The United States, Japan and South Korea agreed during a meeting held late last month in Washington to demand during the next round of multilateral talks on North Korea’s nuclear program that Pyongyang disclose its suspected uranium enrichment program, Japanese government sources said Saturday (see GSN, Feb. 4).

North Korea has denied possessing a uranium enrichment program, but has acknowledged a plutonium-based nuclear weapons program. The United States, Japan and South Korea believe it is important to clarify North Korea’s nuclear efforts before Pyongyang can be forced to abandon its total nuclear program in an irreversible and verifiable manner, according to the Daily Yomiuri. The United States is considering presenting North Korea with some of its proof of Pyongyang’s uranium enrichment program during the planned talks, the Daily Yomiuri reported (Daily Yomiuri, Feb. 8).

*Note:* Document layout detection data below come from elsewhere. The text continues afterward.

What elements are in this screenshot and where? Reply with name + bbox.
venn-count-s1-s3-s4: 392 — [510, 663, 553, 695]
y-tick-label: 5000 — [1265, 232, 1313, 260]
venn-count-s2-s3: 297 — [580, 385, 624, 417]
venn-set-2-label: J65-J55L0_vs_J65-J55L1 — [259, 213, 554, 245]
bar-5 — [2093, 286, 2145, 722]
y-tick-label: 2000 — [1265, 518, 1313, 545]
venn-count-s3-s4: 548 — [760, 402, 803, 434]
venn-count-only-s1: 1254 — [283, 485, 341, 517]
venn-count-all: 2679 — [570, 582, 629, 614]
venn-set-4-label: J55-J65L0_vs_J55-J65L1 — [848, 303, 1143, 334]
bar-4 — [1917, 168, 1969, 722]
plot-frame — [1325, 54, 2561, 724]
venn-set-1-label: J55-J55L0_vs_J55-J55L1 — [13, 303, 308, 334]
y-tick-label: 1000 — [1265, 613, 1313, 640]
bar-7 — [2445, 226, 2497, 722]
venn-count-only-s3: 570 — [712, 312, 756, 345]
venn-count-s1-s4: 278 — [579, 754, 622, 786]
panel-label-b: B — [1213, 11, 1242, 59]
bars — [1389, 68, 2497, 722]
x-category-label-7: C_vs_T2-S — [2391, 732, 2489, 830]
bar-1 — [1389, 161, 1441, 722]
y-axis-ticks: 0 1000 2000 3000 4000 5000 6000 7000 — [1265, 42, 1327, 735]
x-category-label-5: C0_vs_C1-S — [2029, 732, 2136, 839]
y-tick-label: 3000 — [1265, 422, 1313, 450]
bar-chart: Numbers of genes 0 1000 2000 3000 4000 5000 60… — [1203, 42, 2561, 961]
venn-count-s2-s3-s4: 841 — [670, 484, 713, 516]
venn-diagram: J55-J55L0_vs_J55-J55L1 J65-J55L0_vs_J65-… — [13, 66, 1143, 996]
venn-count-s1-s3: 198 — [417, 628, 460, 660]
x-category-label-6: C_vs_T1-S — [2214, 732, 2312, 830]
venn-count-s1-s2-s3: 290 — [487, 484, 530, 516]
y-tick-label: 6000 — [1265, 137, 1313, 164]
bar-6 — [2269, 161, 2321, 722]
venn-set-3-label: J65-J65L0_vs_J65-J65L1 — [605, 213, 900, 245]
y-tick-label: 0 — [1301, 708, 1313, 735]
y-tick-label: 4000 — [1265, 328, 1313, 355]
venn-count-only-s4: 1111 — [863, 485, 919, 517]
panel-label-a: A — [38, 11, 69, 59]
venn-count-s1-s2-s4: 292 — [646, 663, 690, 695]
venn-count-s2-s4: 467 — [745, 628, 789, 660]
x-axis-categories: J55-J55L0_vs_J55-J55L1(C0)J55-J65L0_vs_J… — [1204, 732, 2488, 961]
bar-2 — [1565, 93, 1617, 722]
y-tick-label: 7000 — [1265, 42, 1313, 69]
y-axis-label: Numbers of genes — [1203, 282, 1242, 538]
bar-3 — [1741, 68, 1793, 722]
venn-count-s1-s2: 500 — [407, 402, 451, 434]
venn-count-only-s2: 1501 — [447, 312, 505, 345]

Meanwhile, Pyongyang said today that China has expressed support for its proposal to freeze its nuclear weapons program in exchange for economic concessions from the United States, according to the Associated Press.

China indicated its support during a meeting between the foreign ministers of the two countries that ended today in Beijing, according to the state-run Korean Central News Agency. The Chinese foreign minister “recognized the rationality” of Pyongyang’s offer, a North Korean Foreign Ministry spokesman said (Jae-Suk Yoo, Associated Press/Yahoo!News, Feb. 10).